Personal jabs?
I made two points concerning Blizzard and D3:
1) The popularity of past Blizzard games does not necessarily prove that their games are good, let alone that their upcoming game will be good.
Of course it does prove their past games were 'good', and provides a high likelihood that the upcoming game will be good as well.
All that does is beg how one personally defines a game as 'good' as opposed to how the industry defines it as 'good'. I would gladly put far more weight on how the industry makes that definition (via popularity, sales figures, and various ratings/reviews) as opposed to singular personal opinion.
Not sure I understand the unwillingness to call something in particular 'good' because its popular.

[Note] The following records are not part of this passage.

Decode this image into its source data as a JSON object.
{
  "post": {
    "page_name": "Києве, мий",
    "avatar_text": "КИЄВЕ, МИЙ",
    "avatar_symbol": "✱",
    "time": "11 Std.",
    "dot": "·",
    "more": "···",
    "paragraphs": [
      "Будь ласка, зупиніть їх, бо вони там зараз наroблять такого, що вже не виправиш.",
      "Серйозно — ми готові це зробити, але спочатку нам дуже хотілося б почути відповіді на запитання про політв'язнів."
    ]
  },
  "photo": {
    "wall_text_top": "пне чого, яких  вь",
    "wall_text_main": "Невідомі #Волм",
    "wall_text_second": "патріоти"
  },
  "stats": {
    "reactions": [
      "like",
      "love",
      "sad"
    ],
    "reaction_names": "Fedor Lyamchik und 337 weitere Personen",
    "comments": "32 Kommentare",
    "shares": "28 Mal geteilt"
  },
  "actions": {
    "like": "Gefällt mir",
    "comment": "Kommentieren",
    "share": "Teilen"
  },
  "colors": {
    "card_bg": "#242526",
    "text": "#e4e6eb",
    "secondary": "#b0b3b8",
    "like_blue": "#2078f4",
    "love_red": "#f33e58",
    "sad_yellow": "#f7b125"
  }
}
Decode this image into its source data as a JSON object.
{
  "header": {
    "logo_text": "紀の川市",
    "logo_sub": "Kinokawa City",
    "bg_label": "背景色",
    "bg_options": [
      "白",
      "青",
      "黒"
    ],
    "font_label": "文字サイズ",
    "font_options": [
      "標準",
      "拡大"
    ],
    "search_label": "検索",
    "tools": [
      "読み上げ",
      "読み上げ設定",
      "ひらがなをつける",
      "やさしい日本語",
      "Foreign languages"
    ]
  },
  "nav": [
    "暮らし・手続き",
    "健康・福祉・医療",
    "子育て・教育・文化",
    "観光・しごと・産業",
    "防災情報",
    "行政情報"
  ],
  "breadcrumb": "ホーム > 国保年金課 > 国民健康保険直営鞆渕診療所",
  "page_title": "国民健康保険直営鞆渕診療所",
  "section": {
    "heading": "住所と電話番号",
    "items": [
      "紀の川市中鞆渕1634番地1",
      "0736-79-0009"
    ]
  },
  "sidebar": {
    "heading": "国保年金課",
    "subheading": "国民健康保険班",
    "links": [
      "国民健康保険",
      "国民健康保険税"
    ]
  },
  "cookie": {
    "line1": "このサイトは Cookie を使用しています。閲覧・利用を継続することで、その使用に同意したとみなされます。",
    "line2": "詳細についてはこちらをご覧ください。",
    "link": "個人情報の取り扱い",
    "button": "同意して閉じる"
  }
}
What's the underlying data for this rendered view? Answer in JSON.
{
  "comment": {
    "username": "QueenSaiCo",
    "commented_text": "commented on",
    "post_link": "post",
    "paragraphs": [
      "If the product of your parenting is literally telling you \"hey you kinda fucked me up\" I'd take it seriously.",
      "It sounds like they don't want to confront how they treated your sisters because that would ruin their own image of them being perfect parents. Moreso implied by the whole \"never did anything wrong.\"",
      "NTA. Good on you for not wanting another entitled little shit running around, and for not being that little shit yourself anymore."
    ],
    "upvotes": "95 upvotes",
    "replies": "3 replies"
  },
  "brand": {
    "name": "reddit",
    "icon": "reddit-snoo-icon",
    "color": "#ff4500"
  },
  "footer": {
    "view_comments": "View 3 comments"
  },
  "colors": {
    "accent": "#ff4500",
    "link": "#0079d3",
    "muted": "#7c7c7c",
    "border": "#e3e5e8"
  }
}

A game could be 'good' for varying reasons, and if its good for enough of those reasons, then its popular.
2) The attitude of the company staff is a warning sign that they can afford to take many of their customers for granted, in the sense that they can act like jerks but still have plenty of people pay sticker price for their games. And if they can take a large portion of their customers for granted, it would mean there is less incentive for them to invest in making high-quality reasonably-priced games.

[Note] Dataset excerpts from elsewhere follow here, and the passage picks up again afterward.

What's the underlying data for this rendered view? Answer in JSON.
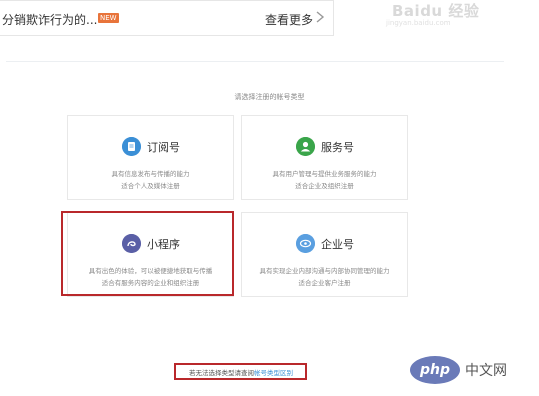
{
  "notice": {
    "text": "分销欺诈行为的...",
    "badge": "NEW",
    "more": "查看更多"
  },
  "watermark": {
    "brand": "Baidu 经验",
    "url": "jingyan.baidu.com"
  },
  "prompt": "请选择注册的帐号类型",
  "cards": [
    {
      "title": "订阅号",
      "icon": "document-icon",
      "desc1": "具有信息发布与传播的能力",
      "desc2": "适合个人及媒体注册"
    },
    {
      "title": "服务号",
      "icon": "person-icon",
      "desc1": "具有用户管理与提供业务服务的能力",
      "desc2": "适合企业及组织注册"
    },
    {
      "title": "小程序",
      "icon": "mini-program-icon",
      "desc1": "具有出色的体验，可以被便捷地获取与传播",
      "desc2": "适合有服务内容的企业和组织注册"
    },
    {
      "title": "企业号",
      "icon": "enterprise-icon",
      "desc1": "具有实现企业内部沟通与内部协同管理的能力",
      "desc2": "适合企业客户注册"
    }
  ],
  "footer": {
    "text": "若无法选择类型请查阅",
    "link": "帐号类型区别"
  },
  "php": {
    "logo": "php",
    "text": "中文网"
  },
  "colors": {
    "highlight": "#b9282b",
    "link": "#3a8fd6",
    "subscription": "#3b8fd6",
    "service": "#3aa54a",
    "mini_program": "#5a5fa6",
    "enterprise": "#5a9fe0"
  }
}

Again, a rather subjective call, not to mention quite nebulous in its overall affect of the actual making of the game in question. Some people can indeed have a haughty attitude about their product in overweening pride for what they have done. But the bottom line still stands - is the product good and have quality for its value regardless of some perceived bad attitude or not?

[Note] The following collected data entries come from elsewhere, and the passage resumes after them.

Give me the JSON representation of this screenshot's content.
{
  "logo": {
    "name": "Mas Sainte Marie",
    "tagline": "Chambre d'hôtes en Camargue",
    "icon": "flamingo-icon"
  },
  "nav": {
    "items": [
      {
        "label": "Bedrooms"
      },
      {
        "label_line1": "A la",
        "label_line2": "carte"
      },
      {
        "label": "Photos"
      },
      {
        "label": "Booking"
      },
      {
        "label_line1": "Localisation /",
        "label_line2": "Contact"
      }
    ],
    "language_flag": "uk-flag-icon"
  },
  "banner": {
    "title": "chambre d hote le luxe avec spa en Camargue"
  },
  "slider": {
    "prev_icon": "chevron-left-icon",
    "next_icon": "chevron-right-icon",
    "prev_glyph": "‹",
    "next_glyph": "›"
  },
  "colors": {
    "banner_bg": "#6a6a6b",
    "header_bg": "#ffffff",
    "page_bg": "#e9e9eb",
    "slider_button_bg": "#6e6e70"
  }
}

I dont really care if some corporate talking head has a bad attitude as long as it doesnt reflect in the quality of the game. In fact, I think some argument can be made of various 'bad boy' programmers in gaming history that were still known for turning out popular and fun games.
The bottom line remains as a consumer, i am most concerned about the final product offered to me as opposed to making personality judgements on the game makers themselves.
You failed to respond to these points substantively with your flat-out denials that they might pertinent, particularly through attempting to draw arbitrary lines in the sand so that you can put Blizzard games safely on the side where these problems supposedly don't exist.
Nope. In fact, the above is simple a reiteration of counter points I made earlier in the thread.
And I never said Blizzard games were 'perfect' or 'without error'. Far from it. But I do certainly think the overall quality of their games is 'high' and such issue generally niggling as opposed to being complete deal breakers where my game buying dollars are concerned.
I mean, if you wanted, I could probably list more than a few little things that might irk me one way or another in a Blizzard game, but I am discussing the games
overall quality as opposed to small issue like that.
I was talking about the same thing.
So, to clarify: my point is that the number of gamers that actually pirate or hack a game is fractionally small in comparison to the number of gamers total. Your opinion is opposite that?